Message to the Kremlin

Will they or won't they? It is not certain whether the Russians, by reportedly intensifying activity among Warsaw Pact troops, are preparing for a possible military intervention in Poland or simply increasing psychological pressure on the Poles not to go too far. Perhaps a bit of both. In any case, the West has properly warned the Kremlin of the grave consequences of such an intervention. The leaders of the Common Market have spoken out. So has the White House, and so has the Reagan shop. With the message made clear, the need now will be to refrain from saying or doing anything that might increase the tension.

The fact is, the Russians know only too well the price they would pay for a repetition of their actions in Czechoslovakia in 1968. For one, they could not expect to deal with a supine Polish population. Even if Poles did not resort to armed resistance -- and that could not be ruled out -- their disaffection with past communist regimes is such that resistance could take other forms, such as a nationwide refusal to work. This could be catastrophic for the faltering Soviet and Polish economies. who would feed 35 million Poles?

Then there is detente. Soviet armed intervention in Poland would threaten the structure of East-West relations so carefully built up by the Brezhnev leadership. The economic cooperation the Russians count on would be endangered. Herein lies the dilemma.
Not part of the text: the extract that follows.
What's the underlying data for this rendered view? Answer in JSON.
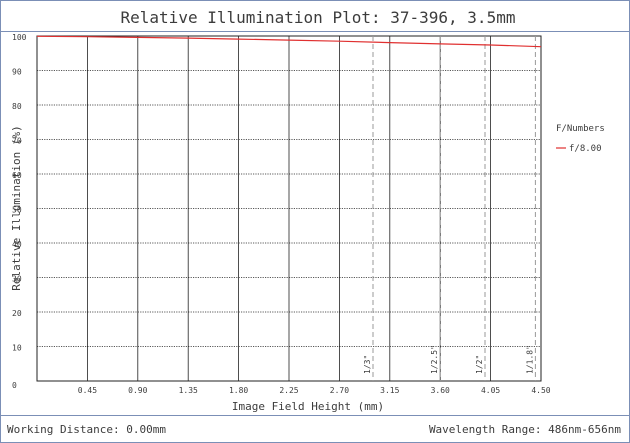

The Soviet Union and its partners are so plugged into trade with the West that they would have a tough time if thrown on their own.

In theory, this would be possible given the vast resources of the USSR. But politically it could prove disastrous. Even with Western help the Soviet leaders are barely able to keep their people's standard of living edging upward. Without it, they would have to undo their economic plans, introduce austerity, and tell disgruntled Soviet citizens they must again postpone their aspirations for a better life. The consequences in terms of social unrest can only be imagined.

Yet Poland, ironically, could prove a boon for the Russians as well. The sobering fact for the Kremlin ought to be that the socialist econnomic system is not working. It is merely plunging Poland -- and indeed the whole bloc -- deeply into debt. Without radical changes, neither Poland nor the bloc can hope to turn things around. If Poland manages such reforms -- staying, of course, within the Warsaw Pact and without toppling the communist party -- this could point the way to liberalization elsewhere, even the USSR.

The political risks for Moscow are obvious. The risks for the new Polish leadership are also obvious. Never before has there been an independent trade union movement able to challenge party authority. Yet it looks as if, one by one, political obstacles are being surmounted. The latest news out of Warsaw -- a purge of hardliners from the ruling Politburo -- indicates that leader Stanislaw Kania has strengthened his hand and that the Politburo is moving in a reformist, moderate direction. The political struggle is far from over. But, if Mr. Kania can keep this momentum going and, above all, if the radicals within the free trade unions can be kept under control, the efforts for true reform and democratization could bear fruit.

Surely the men in the Kremlin realize they cannot turn back the clock on Eastern Europe no matter what. They may not like what is happening in Poland. They may fear its impact. But their own long-term interests lie in letting the Poles work things out, for if they squelch them now they will only invite further upheavals in the future. It is hard to believe they will not continue to see the wisdom of a restrained, cautious course.